Est-ce que tous les établissements des Restos du cœur continuent de fonctionner malgré le confinement ?

Actuellement, nous étions un petit peu dans une période intermédiaire, parce que nous venons de finir notre distribution d’hiver. En règle générale, à cette période de l’année, nous fermons pendant quelques jours, voire quelques semaines, pour pouvoir faire des inventaires de nos stocks, faire des tris de collectes et d’être capables d’engager, dans les meilleures conditions, la distribution qui aura lieu tout au long de l’été. Donc, dans certaines situations, les centres sont fermés pour cette raison.

Mais il faut aussi noter qu’il y a des centres qui sont fermés actuellement, pour différentes raisons, dont la principale est effectivement liée aux bénévoles. Nous avons au sein de l’association 25 000 bénévoles de plus de 70 ans, ce qui représente à peu près le tiers de nos bénévoles. Pour respecter la sécurité et la prévention de ces personnes, nous leur avons demandé de rester chez eux temporairement, le temps de cette épidémie. Cela nous met, quelques fois, localement dans des situations difficiles.

Les activités continuent tout de même dans beaucoup de centres, même si certains sont fermés pour faute de bénévoles. Cela peut être, dans certains cas aussi, des directives au niveau des municipalités. 80% de nos locaux nous sont prêtés par les collectivités locales. Dans certaines situations, on nous a demandé de fermer ces locaux. C’est pourquoi aussi on attend des pouvoirs publics, qu’il y ait des instructions et préconisations extrêmement fortes auprès des collectivités locales pour que l’on puisse poursuivre nos activités.

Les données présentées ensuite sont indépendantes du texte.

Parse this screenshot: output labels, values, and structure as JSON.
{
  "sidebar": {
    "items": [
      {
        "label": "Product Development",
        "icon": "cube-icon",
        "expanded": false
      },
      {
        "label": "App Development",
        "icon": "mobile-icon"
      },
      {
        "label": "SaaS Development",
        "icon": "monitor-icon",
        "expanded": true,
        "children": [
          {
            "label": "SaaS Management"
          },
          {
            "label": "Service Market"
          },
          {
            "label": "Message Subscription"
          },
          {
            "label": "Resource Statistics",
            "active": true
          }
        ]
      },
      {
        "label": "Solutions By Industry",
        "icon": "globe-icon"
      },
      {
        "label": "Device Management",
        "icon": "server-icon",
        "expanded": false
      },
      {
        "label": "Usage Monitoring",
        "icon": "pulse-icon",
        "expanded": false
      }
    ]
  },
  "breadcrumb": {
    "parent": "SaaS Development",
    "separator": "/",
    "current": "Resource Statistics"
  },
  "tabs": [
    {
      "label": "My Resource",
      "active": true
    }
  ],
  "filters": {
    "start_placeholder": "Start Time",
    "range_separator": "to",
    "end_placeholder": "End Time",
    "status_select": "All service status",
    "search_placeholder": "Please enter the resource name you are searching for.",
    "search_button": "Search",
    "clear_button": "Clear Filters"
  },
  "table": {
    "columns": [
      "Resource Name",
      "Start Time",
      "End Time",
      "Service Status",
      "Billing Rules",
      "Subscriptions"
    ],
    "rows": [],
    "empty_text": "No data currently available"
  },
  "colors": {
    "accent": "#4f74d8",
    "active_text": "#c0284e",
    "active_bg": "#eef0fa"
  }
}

Est-ce que vous avez constaté une hausse du nombre de personnes qui se rendent dans vos établissements ?

Très sincèrement on vit au jour le jour, nous sommes en situation de gestion de crise. Nous ne sommes donc pas capables, aujourd’hui, de manière exhaustive, de mesurer l’évolution du nombre de personnes qui souhaitent bénéficier de notre aide.

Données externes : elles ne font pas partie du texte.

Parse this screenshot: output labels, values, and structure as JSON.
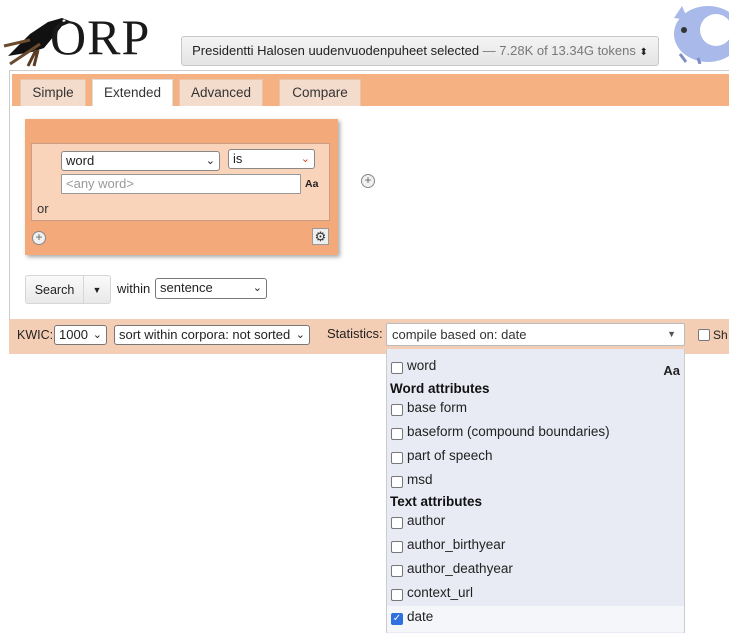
{
  "logo": {
    "text": "ORP"
  },
  "corpus": {
    "name": "Presidentti Halosen uudenvuodenpuheet selected",
    "detail": " — 7.28K of 13.34G tokens",
    "caret": "⬍"
  },
  "tabs": [
    "Simple",
    "Extended",
    "Advanced",
    "Compare"
  ],
  "query": {
    "attribute": "word",
    "operator": "is",
    "value_placeholder": "<any word>",
    "case_label": "Aa",
    "or_label": "or"
  },
  "search": {
    "button_label": "Search",
    "within_label": "within",
    "within_value": "sentence"
  },
  "options": {
    "kwic_label": "KWIC:",
    "kwic_value": "1000",
    "sort_value": "sort within corpora: not sorted",
    "stats_label": "Statistics:",
    "stats_value": "compile based on: date",
    "show_label": "Sh"
  },
  "dropdown": {
    "first_item": "word",
    "case_label": "Aa",
    "group_word": "Word attributes",
    "word_attrs": [
      "base form",
      "baseform (compound boundaries)",
      "part of speech",
      "msd"
    ],
    "group_text": "Text attributes",
    "text_attrs": [
      "author",
      "author_birthyear",
      "author_deathyear",
      "context_url",
      "date"
    ],
    "checked": "date"
  },
  "colors": {
    "accent": "#f4a97b",
    "tabbar": "#f6b183",
    "bar": "#f4cdb5",
    "checkbox": "#2f6fe0"
  }
}
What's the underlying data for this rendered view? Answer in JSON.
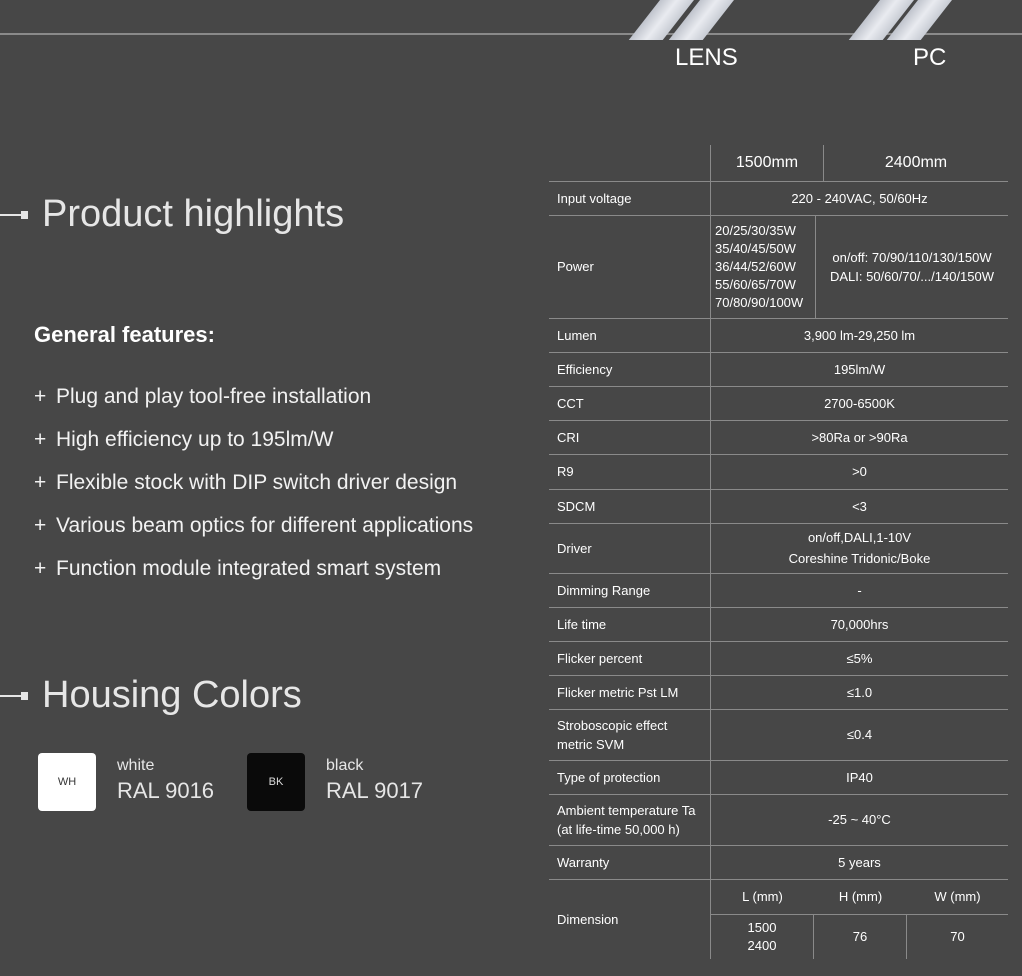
{
  "header": {
    "variant_lens": "LENS",
    "variant_pc": "PC"
  },
  "highlights": {
    "title": "Product highlights",
    "subheading": "General features:",
    "features": [
      "Plug and play tool-free installation",
      "High efficiency up to 195lm/W",
      "Flexible stock with DIP switch driver design",
      "Various beam optics for different applications",
      "Function module integrated smart system"
    ]
  },
  "housing": {
    "title": "Housing Colors",
    "colors": [
      {
        "badge": "WH",
        "name": "white",
        "code": "RAL 9016",
        "hex": "#ffffff"
      },
      {
        "badge": "BK",
        "name": "black",
        "code": "RAL 9017",
        "hex": "#0a0a0a"
      }
    ]
  },
  "spec": {
    "col_1500": "1500mm",
    "col_2400": "2400mm",
    "rows": {
      "input_voltage": {
        "label": "Input voltage",
        "value": "220 - 240VAC, 50/60Hz"
      },
      "power": {
        "label": "Power",
        "left": [
          "20/25/30/35W",
          "35/40/45/50W",
          "36/44/52/60W",
          "55/60/65/70W",
          "70/80/90/100W"
        ],
        "right": [
          "on/off: 70/90/110/130/150W",
          "DALI: 50/60/70/.../140/150W"
        ]
      },
      "lumen": {
        "label": "Lumen",
        "value": "3,900 lm-29,250 lm"
      },
      "efficiency": {
        "label": "Efficiency",
        "value": "195lm/W"
      },
      "cct": {
        "label": "CCT",
        "value": "2700-6500K"
      },
      "cri": {
        "label": "CRI",
        "value": ">80Ra or >90Ra"
      },
      "r9": {
        "label": "R9",
        "value": ">0"
      },
      "sdcm": {
        "label": "SDCM",
        "value": "<3"
      },
      "driver": {
        "label": "Driver",
        "line1": "on/off,DALI,1-10V",
        "line2": "Coreshine Tridonic/Boke"
      },
      "dimming": {
        "label": "Dimming Range",
        "value": "-"
      },
      "lifetime": {
        "label": "Life time",
        "value": "70,000hrs"
      },
      "flicker": {
        "label": "Flicker percent",
        "value": "≤5%"
      },
      "pst": {
        "label": "Flicker metric Pst LM",
        "value": "≤1.0"
      },
      "svm": {
        "label1": "Stroboscopic effect",
        "label2": "metric SVM",
        "value": "≤0.4"
      },
      "protection": {
        "label": "Type of protection",
        "value": "IP40"
      },
      "ambient": {
        "label1": "Ambient temperature Ta",
        "label2": "(at life-time 50,000 h)",
        "value": "-25 ~ 40°C"
      },
      "warranty": {
        "label": "Warranty",
        "value": "5 years"
      },
      "dimension": {
        "label": "Dimension",
        "head_l": "L (mm)",
        "head_h": "H (mm)",
        "head_w": "W (mm)",
        "l1": "1500",
        "l2": "2400",
        "h": "76",
        "w": "70"
      }
    }
  }
}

En raison de sa fermeture, Disneyland Paris vous a donné, à vous et au Secours Populaire, des tonnes de denrées alimentaires. Celles-ci vont être redistribuées dans les différents centres ?

Nous sommes, aujourd’hui, énormément sollicités. Cela peut être, par exemple, par les restaurants qui ont dû fermer et qui ont proposé aux associations des denrées alimentaires. Mais il faut savoir que le stockage et la logistique de denrées alimentaires est assez complexe à mettre en place. Il ne suffit pas de récupérer des stocks de denrées. Il faut être capable de les stocker, de les sécuriser en matière de respect de la chaîne du froid. C’est quelque chose de très compliqué. Nous n’avons donc pas donné de directive nationale concernant l’acceptation de ces denrées.

D’autres gros groupes comme celui-ci vous sont-ils venus en aide récemment ?

On sent une volonté forte, tous azimuts. Depuis quelques jours, nous sommes extrêmement sollicités. Malheureusement, nous ne pouvons pas répondre à toutes ces sollicitations, en raison de la logistique compliquée à mettre en place et surtout de la conservation. L’objectif n’est pas de récupérer des denrées et de les jeter trois jours après car on n’aura pas pu les distribuer, ou bien parce que les conditions de froid qui nous permettront de conserver ces denrées avec toutes les mesures de prévention nécessaire.

Nous considérons vraiment que nous sommes dans une situation d’aide humanitaire d’urgence.

A l’heure actuelle vous êtes surtout en manque de bénévoles et non pas de nourriture ?

Exactement. Le problème numéro 1 c’est vraiment le manque de bénévoles. Aujourd’hui, plus de 25 000 bénévoles de plus de 70 ans ont arrêté leur activité de manière temporaire. Si on prend ceux de plus de 65 ans, dont certains peuvent commencer à être inquiets, ils sont 44 000. Ce qui fait plus de 60% de nos bénévoles.

Nous avons fait, hier, un appel à bénévolat pour vraiment être capable de poursuivre notre activité pendant cette période difficile. Nous concentrons, maintenant, notre activité sur des missions d’alimentaire, dans nos centres de distribution et aussi dans les hébergements d’urgence et surtout auprès des gens de la rue. La situation des sans-abris, aujourd’hui, nous inquiète énormément. Nous considérons vraiment que nous sommes dans une situation d’aide humanitaire d’urgence et nous concentrons l’ensemble de nos activités pour faire face à nos missions d’aides alimentaires.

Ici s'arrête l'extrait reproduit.